MİT eski Müsteşarı Köksal: “Hamas’ı İsrail kullandı!..”
Milli İstihbarat Teşkilatı’nın başına askerlerden sonra getirilen ilk sivil müsteşar olan emekli Büyükelçi Sönmez Köksal, Türkiye’nin Bağdat Büyükelçisi olarak görev yaptığı 1986-1990 yılları arasında tuttuğu günlükleri, ‘Bağdat Güncesi’ isimli bir kitapta topladı.

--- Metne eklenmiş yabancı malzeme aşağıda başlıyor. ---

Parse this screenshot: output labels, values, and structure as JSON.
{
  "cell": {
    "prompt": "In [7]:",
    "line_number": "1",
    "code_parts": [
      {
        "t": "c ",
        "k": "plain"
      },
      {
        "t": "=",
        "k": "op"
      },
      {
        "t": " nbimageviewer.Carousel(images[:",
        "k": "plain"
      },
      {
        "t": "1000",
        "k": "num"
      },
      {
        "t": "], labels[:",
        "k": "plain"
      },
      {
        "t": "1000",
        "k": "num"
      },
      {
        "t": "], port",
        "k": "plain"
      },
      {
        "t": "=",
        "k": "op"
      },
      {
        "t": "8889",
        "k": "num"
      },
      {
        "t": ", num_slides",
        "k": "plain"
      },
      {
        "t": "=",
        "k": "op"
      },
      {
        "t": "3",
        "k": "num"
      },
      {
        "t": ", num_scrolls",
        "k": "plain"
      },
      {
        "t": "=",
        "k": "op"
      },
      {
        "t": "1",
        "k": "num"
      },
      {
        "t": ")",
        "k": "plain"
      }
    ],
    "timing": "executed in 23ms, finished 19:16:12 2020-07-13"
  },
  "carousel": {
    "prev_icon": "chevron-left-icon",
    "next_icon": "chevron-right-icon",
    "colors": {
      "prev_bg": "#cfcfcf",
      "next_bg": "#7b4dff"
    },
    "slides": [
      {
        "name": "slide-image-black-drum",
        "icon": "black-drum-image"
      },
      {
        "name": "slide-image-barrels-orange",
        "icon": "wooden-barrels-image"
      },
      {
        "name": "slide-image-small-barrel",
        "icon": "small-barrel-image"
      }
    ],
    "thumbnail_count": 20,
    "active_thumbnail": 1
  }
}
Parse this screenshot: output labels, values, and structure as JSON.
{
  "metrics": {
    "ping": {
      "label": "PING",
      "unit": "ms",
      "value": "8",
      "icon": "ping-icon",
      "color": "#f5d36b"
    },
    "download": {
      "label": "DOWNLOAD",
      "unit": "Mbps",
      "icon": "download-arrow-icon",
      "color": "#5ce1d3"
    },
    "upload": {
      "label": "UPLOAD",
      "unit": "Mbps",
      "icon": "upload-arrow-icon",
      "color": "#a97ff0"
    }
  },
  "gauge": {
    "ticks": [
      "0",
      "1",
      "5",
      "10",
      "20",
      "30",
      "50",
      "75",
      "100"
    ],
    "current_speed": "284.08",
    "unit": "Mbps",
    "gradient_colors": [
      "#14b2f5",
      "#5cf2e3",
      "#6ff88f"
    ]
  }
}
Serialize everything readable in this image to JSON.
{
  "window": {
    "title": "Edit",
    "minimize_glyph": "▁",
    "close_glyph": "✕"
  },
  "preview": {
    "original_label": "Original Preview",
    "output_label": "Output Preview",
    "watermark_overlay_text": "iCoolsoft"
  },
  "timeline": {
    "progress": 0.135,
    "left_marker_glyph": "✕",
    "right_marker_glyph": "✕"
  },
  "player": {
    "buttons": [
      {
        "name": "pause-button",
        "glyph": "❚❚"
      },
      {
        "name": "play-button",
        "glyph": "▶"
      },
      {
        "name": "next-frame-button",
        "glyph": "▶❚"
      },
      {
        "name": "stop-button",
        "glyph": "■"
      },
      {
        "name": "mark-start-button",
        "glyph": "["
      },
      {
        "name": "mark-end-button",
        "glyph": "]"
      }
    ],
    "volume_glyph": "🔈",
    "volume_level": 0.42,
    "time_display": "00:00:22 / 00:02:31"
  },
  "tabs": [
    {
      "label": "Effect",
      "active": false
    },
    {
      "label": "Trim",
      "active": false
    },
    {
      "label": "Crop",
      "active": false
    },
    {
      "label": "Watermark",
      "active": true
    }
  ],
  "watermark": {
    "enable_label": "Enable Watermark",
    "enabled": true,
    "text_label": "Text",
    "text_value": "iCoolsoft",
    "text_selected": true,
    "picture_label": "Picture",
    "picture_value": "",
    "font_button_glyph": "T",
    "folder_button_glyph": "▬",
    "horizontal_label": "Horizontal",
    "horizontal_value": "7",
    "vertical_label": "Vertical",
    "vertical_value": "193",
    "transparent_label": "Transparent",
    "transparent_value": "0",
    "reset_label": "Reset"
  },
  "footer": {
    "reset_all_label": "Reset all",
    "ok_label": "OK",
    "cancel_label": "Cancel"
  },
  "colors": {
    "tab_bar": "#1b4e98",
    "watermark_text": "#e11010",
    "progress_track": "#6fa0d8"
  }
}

Köksal, kitapla ilgili ‘T24'te yayımlanan ve Cansu Çamlıbel’in yaptığı uzun röportajda, geçmiş ve güncel konularla ilgili de konuşmuş.
Özellikle Hamas ve PKK için söyledikleri çok dikkat çektiği için birçok haber sitesinde de paylaşıldı.
O röportajdan ilgil bölümler…
Hamas’ın İran’ın bölgesel stratejilerinde bir araç olarak kullanıldığını belirten Köksal, Filistin Kurtuluş Örgütü (FKÖ) ile Hamas’ın niteliğini ayırarak şunları söyledi: “FKÖ sadece Filistin’in bağımsızlığı için savaşan laik bir örgüttü. Hamas ise, dini ideoloji temelli silahlı bir yapı. 7 Ekim sonrası tabloyu İran’ın bölge stratejisinden bağımsız okuyamayız. Hamas’ı İsrail’in aşırı sağı da sonradan sahiplenip kullandı.”
Köksal; bu çerçeveyi PKK ile benzeştirip, “PKK’yı da herkes sahiplendi ve kullandı” değerlendirmesini de ekledi.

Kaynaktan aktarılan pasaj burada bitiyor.